What if successful strategies are sometimes formed through an emergent process of learning and adaptation?
Is following a coherent grand strategy the key to achieving successful outcomes in American foreign policy? For many experts in academia and Washington, the answer is yes. Policymakers usually face criticism when they take incremental actions based on short-term considerations. But could such actions actually converge into a successful emergent strategy over time?
Ionut Popescu conclusively shows that in some cases, an emergent learning model leads to better overall strategic performance than a long-term strategic plan or framework.
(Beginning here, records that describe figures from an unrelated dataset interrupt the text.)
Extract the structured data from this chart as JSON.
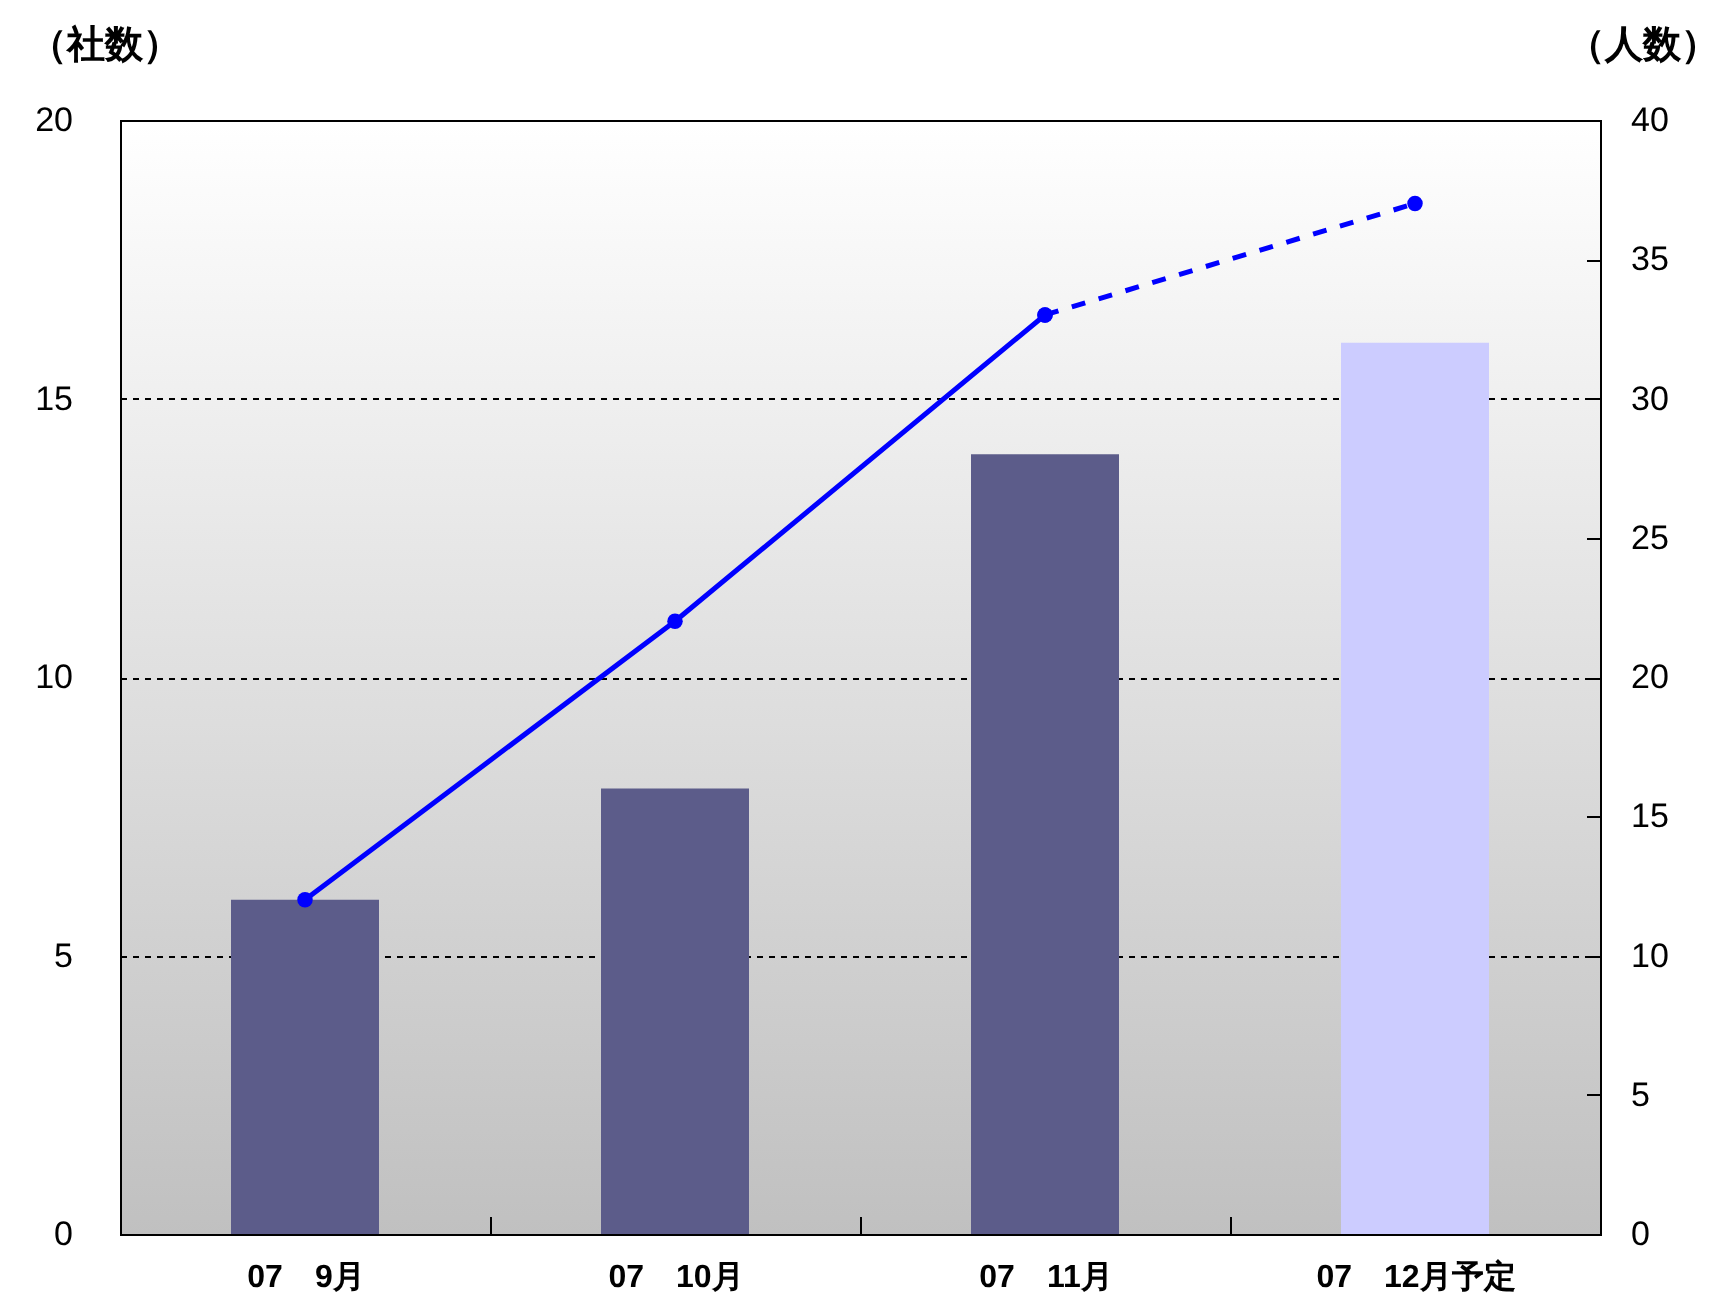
{
  "chart_data": {
    "type": "bar",
    "ylabel": "（社数）",
    "y2label": "（人数）",
    "categories": [
      "07　9月",
      "07　10月",
      "07　11月",
      "07　12月予定"
    ],
    "ylim": [
      0,
      20
    ],
    "yticks": [
      0,
      5,
      10,
      15,
      20
    ],
    "y2lim": [
      0,
      40
    ],
    "y2ticks": [
      0,
      5,
      10,
      15,
      20,
      25,
      30,
      35,
      40
    ],
    "grid": "y",
    "series": [
      {
        "colors": [
          "#5c5c8a",
          "#5c5c8a",
          "#5c5c8a",
          "#ccccff"
        ],
        "values": [
          6,
          8,
          14,
          16
        ]
      },
      {
        "type": "line",
        "axis": "y2",
        "color": "#0000ff",
        "marker": "circle",
        "line_style": "solid",
        "values": [
          12,
          22,
          33,
          null
        ]
      },
      {
        "type": "line",
        "axis": "y2",
        "color": "#0000ff",
        "marker": "circle",
        "line_style": "dashed",
        "values": [
          null,
          null,
          33,
          37
        ]
      }
    ]
  }
}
Popescu argues that it is time to rethink the origins of some of the most important successes and failures of America’s tenure as a global superpower after World War II. Presenting empirical data culled from archival research and interviews with higher-ups, Popescu covers eight US presidential administrations, ranging from Truman to Obama, to demonstrate that senior policymakers should be skeptical of the idea that formulating and implementing a long-term grand strategy is the road to a successful foreign policy legacy.
Instead, the book asserts, leaders should prioritize learning from the almost unavoidable mistakes they will make early in their careers and adapting their plans to unanticipated events and changes in the international environment. Emergent Strategy and Grand Strategy thus offers both scholars and practitioners of foreign policy an original theoretical framework to explain strategic success.